11 Here is a people that came out from Egypt and hides the earth from view. Come now and curse them for me; perhaps I can engage them in battle and drive them off.”
hi-NAY ha-AM ha-yo-TZAY mi-mitz-RA-yim vai-KHAS et AYN ha-A-retz a-TAH l’-KHAH ka-vah LEE o-TO u-LAI u-KHAL l’-hi-la-KHEM BO v’-gay-rash-TEEV
יא הִנֵּה הָעָם הַיֹּצֵא מִמִּצְרַיִם וַיְכַס אֶת־עֵין הָאָרֶץ עַתָּה לְכָה קָבָה־לִּי אֹתוֹ אוּלַי אוּכַל לְהִלָּחֶם בּוֹ וְגֵרַשְׁתִּיו׃
22:11 Here is a people that came out from Egypt and hides the earth from view
As a result of the defeat of the Amorites led by Sihon and Og, king of Bashan, the people of Moab become afraid of the People of Israel. In an effort to stop the Israelites, their king, Balak, sends for the prophet Balaam to curse them. Hashem, however, has a different idea and puts a blessing into Balaam’s mouth instead of his intended curses. This verse highlights Balaam’s typically prejudicial attitude, in his description of the Israelites as a nation that covers the entire earth. Even today, the Jewish people comprise less than 0.2% of the world population, yet they are often thought of as a nuisance that threatens the world.
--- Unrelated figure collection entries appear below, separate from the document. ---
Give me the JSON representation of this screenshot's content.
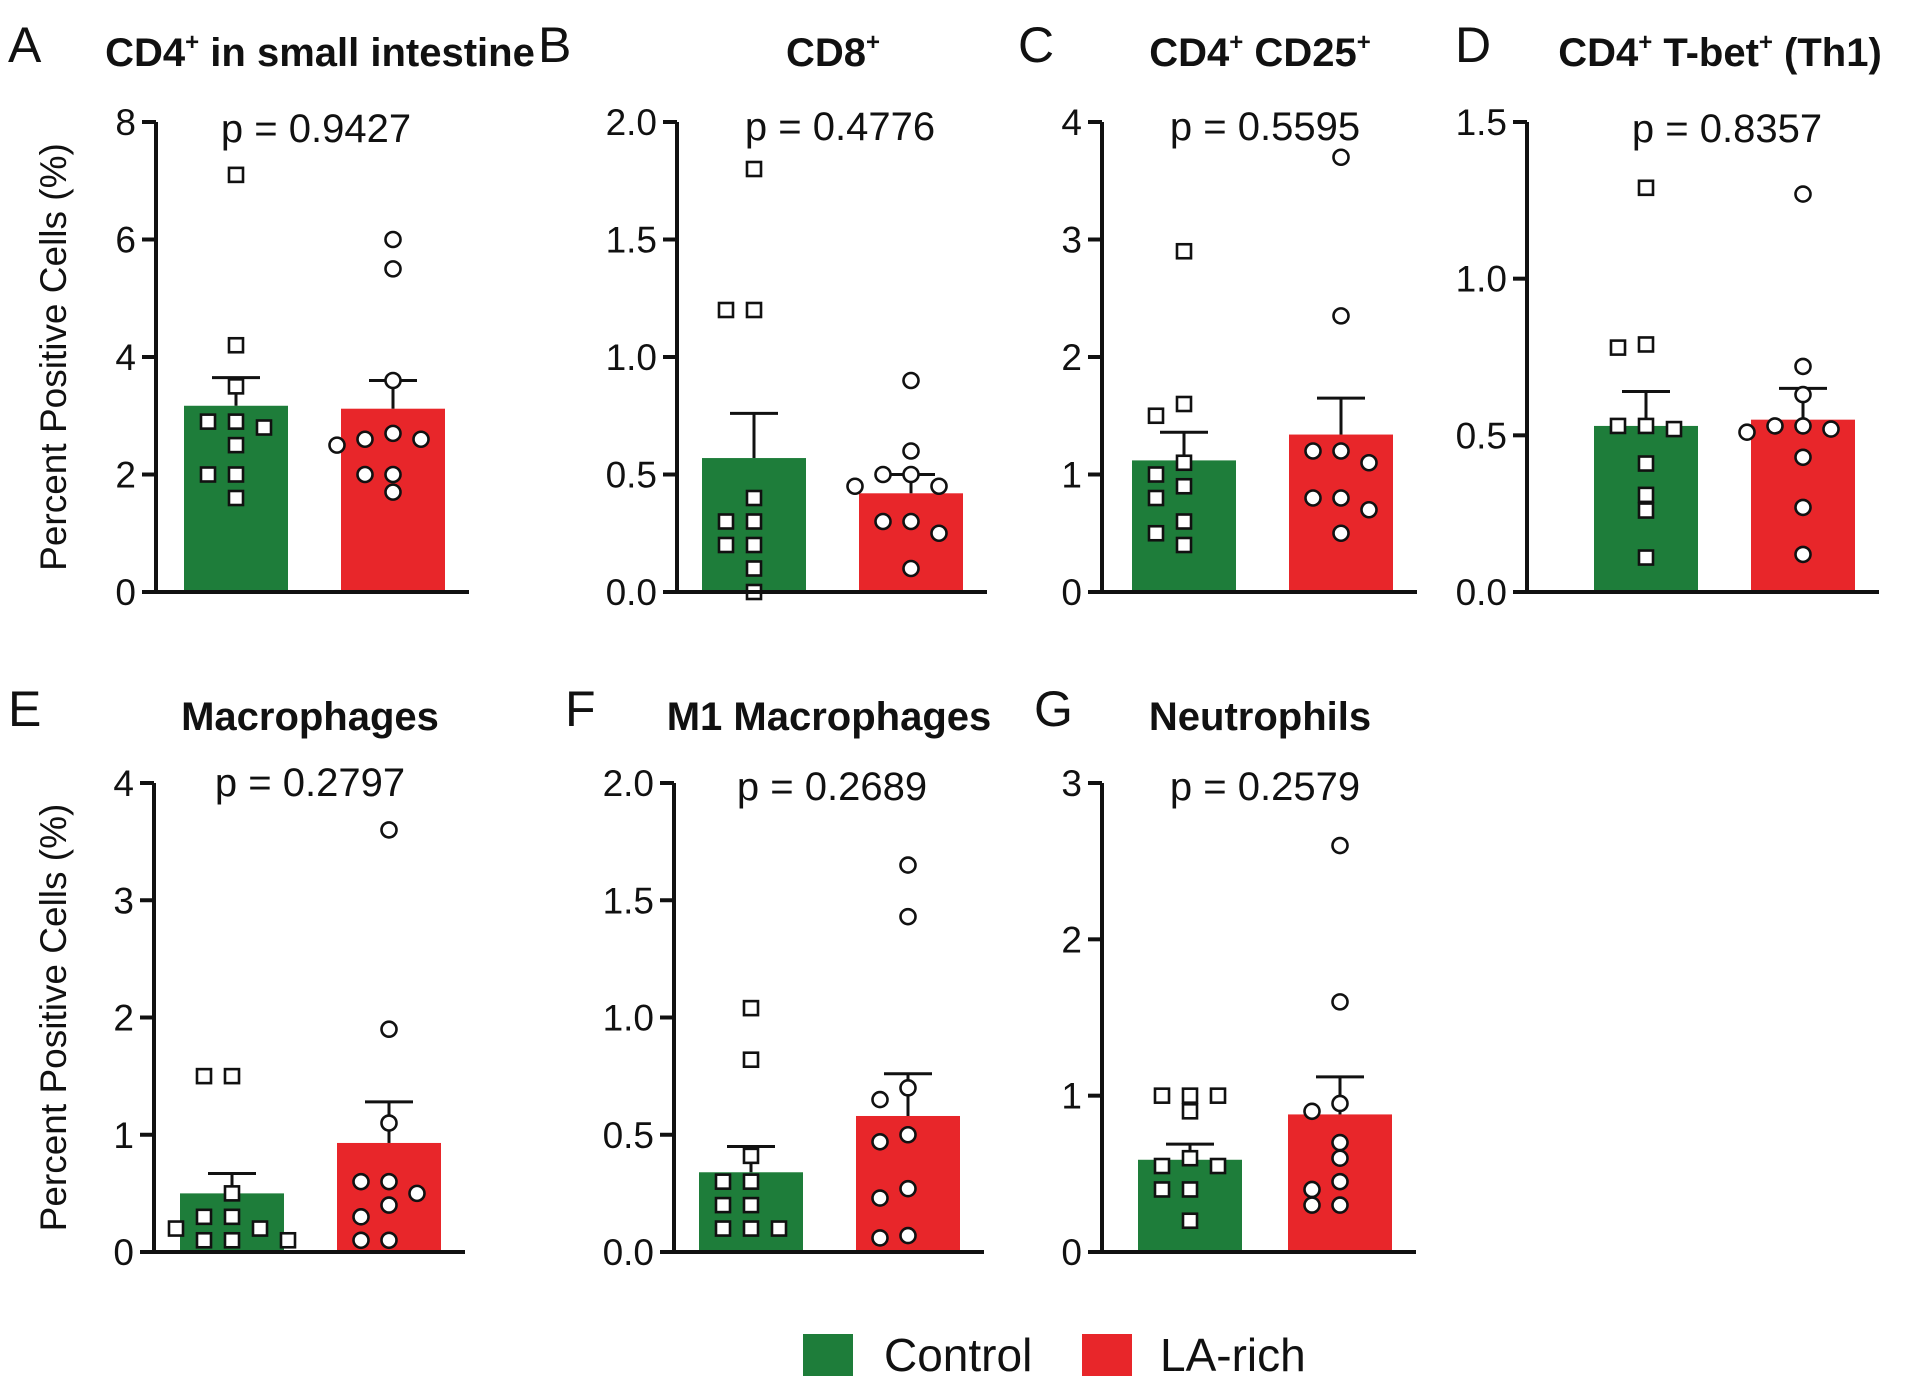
{
  "figure": {
    "ylabel": "Percent Positive Cells (%)",
    "legend": [
      {
        "label": "Control",
        "color": "#1e7d3a"
      },
      {
        "label": "LA-rich",
        "color": "#e8262a"
      }
    ]
  },
  "chart_data": [
    {
      "letter": "A",
      "type": "bar",
      "title_parts": [
        {
          "text": "CD4"
        },
        {
          "text": "+",
          "sup": true
        },
        {
          "text": " in small intestine"
        }
      ],
      "pvalue": "p = 0.9427",
      "ylim": [
        0,
        8
      ],
      "ticks": [
        "0",
        "2",
        "4",
        "6",
        "8"
      ],
      "ylabel": "Percent Positive Cells (%)",
      "groups": [
        {
          "name": "Control",
          "color": "#1e7d3a",
          "marker": "square",
          "mean": 3.17,
          "sem": 0.48,
          "points": [
            7.1,
            4.2,
            3.5,
            2.9,
            2.9,
            2.8,
            2.5,
            2.0,
            2.0,
            1.6
          ]
        },
        {
          "name": "LA-rich",
          "color": "#e8262a",
          "marker": "circle",
          "mean": 3.12,
          "sem": 0.48,
          "points": [
            6.0,
            5.5,
            3.6,
            2.7,
            2.6,
            2.6,
            2.5,
            2.0,
            2.0,
            1.7
          ]
        }
      ]
    },
    {
      "letter": "B",
      "type": "bar",
      "title_parts": [
        {
          "text": "CD8"
        },
        {
          "text": "+",
          "sup": true
        }
      ],
      "pvalue": "p = 0.4776",
      "ylim": [
        0,
        2
      ],
      "ticks": [
        "0.0",
        "0.5",
        "1.0",
        "1.5",
        "2.0"
      ],
      "ylabel": "",
      "groups": [
        {
          "name": "Control",
          "color": "#1e7d3a",
          "marker": "square",
          "mean": 0.57,
          "sem": 0.19,
          "points": [
            1.8,
            1.2,
            1.2,
            0.4,
            0.3,
            0.3,
            0.2,
            0.2,
            0.1,
            0.0
          ]
        },
        {
          "name": "LA-rich",
          "color": "#e8262a",
          "marker": "circle",
          "mean": 0.42,
          "sem": 0.08,
          "points": [
            0.9,
            0.6,
            0.5,
            0.5,
            0.45,
            0.45,
            0.3,
            0.3,
            0.25,
            0.1
          ]
        }
      ]
    },
    {
      "letter": "C",
      "type": "bar",
      "title_parts": [
        {
          "text": "CD4"
        },
        {
          "text": "+",
          "sup": true
        },
        {
          "text": " CD25"
        },
        {
          "text": "+",
          "sup": true
        }
      ],
      "pvalue": "p = 0.5595",
      "ylim": [
        0,
        4
      ],
      "ticks": [
        "0",
        "1",
        "2",
        "3",
        "4"
      ],
      "ylabel": "",
      "groups": [
        {
          "name": "Control",
          "color": "#1e7d3a",
          "marker": "square",
          "mean": 1.12,
          "sem": 0.24,
          "points": [
            2.9,
            1.6,
            1.5,
            1.1,
            1.0,
            0.9,
            0.8,
            0.6,
            0.5,
            0.4
          ]
        },
        {
          "name": "LA-rich",
          "color": "#e8262a",
          "marker": "circle",
          "mean": 1.34,
          "sem": 0.31,
          "points": [
            3.7,
            2.35,
            1.2,
            1.2,
            1.1,
            0.8,
            0.8,
            0.7,
            0.5
          ]
        }
      ]
    },
    {
      "letter": "D",
      "type": "bar",
      "title_parts": [
        {
          "text": "CD4"
        },
        {
          "text": "+",
          "sup": true
        },
        {
          "text": " T-bet"
        },
        {
          "text": "+",
          "sup": true
        },
        {
          "text": " (Th1)"
        }
      ],
      "pvalue": "p = 0.8357",
      "ylim": [
        0,
        1.5
      ],
      "ticks": [
        "0.0",
        "0.5",
        "1.0",
        "1.5"
      ],
      "ylabel": "",
      "groups": [
        {
          "name": "Control",
          "color": "#1e7d3a",
          "marker": "square",
          "mean": 0.53,
          "sem": 0.11,
          "points": [
            1.29,
            0.79,
            0.78,
            0.53,
            0.53,
            0.52,
            0.41,
            0.31,
            0.26,
            0.11
          ]
        },
        {
          "name": "LA-rich",
          "color": "#e8262a",
          "marker": "circle",
          "mean": 0.55,
          "sem": 0.1,
          "points": [
            1.27,
            0.72,
            0.63,
            0.53,
            0.53,
            0.52,
            0.51,
            0.43,
            0.27,
            0.12
          ]
        }
      ]
    },
    {
      "letter": "E",
      "type": "bar",
      "title_parts": [
        {
          "text": "Macrophages"
        }
      ],
      "pvalue": "p = 0.2797",
      "ylim": [
        0,
        4
      ],
      "ticks": [
        "0",
        "1",
        "2",
        "3",
        "4"
      ],
      "ylabel": "Percent Positive Cells (%)",
      "groups": [
        {
          "name": "Control",
          "color": "#1e7d3a",
          "marker": "square",
          "mean": 0.5,
          "sem": 0.17,
          "points": [
            1.5,
            1.5,
            0.5,
            0.3,
            0.3,
            0.2,
            0.2,
            0.1,
            0.1,
            0.1
          ]
        },
        {
          "name": "LA-rich",
          "color": "#e8262a",
          "marker": "circle",
          "mean": 0.93,
          "sem": 0.35,
          "points": [
            3.6,
            1.9,
            1.1,
            0.6,
            0.6,
            0.5,
            0.4,
            0.3,
            0.1,
            0.1
          ]
        }
      ]
    },
    {
      "letter": "F",
      "type": "bar",
      "title_parts": [
        {
          "text": "M1 Macrophages"
        }
      ],
      "pvalue": "p = 0.2689",
      "ylim": [
        0,
        2
      ],
      "ticks": [
        "0.0",
        "0.5",
        "1.0",
        "1.5",
        "2.0"
      ],
      "ylabel": "",
      "groups": [
        {
          "name": "Control",
          "color": "#1e7d3a",
          "marker": "square",
          "mean": 0.34,
          "sem": 0.11,
          "points": [
            1.04,
            0.82,
            0.41,
            0.3,
            0.3,
            0.2,
            0.2,
            0.1,
            0.1,
            0.1
          ]
        },
        {
          "name": "LA-rich",
          "color": "#e8262a",
          "marker": "circle",
          "mean": 0.58,
          "sem": 0.18,
          "points": [
            1.65,
            1.43,
            0.7,
            0.65,
            0.5,
            0.47,
            0.27,
            0.23,
            0.07,
            0.06
          ]
        }
      ]
    },
    {
      "letter": "G",
      "type": "bar",
      "title_parts": [
        {
          "text": "Neutrophils"
        }
      ],
      "pvalue": "p = 0.2579",
      "ylim": [
        0,
        3
      ],
      "ticks": [
        "0",
        "1",
        "2",
        "3"
      ],
      "ylabel": "",
      "groups": [
        {
          "name": "Control",
          "color": "#1e7d3a",
          "marker": "square",
          "mean": 0.59,
          "sem": 0.1,
          "points": [
            1.0,
            1.0,
            1.0,
            0.9,
            0.6,
            0.55,
            0.55,
            0.4,
            0.4,
            0.2
          ]
        },
        {
          "name": "LA-rich",
          "color": "#e8262a",
          "marker": "circle",
          "mean": 0.88,
          "sem": 0.24,
          "points": [
            2.6,
            1.6,
            0.95,
            0.9,
            0.7,
            0.6,
            0.45,
            0.4,
            0.3,
            0.3
          ]
        }
      ]
    }
  ]
}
This story, however, also underscores the fact that anti-Semitism will not prevail. Hashem tells Balaam that the Jewish people “are blessed,” and that those who try to curse them will not succeed, just as Hashem had promised Avraham long before, “I will bless those who bless you and curse him that curses you” (Genesis 12:3). The Jewish nation is indeed blessed, and has made enormous contributions to the world, as evidenced by the fact that despite their small number, between 1901 and 2015 over 20% of all Nobel laureates have either been Jewish, or of Jewish descent.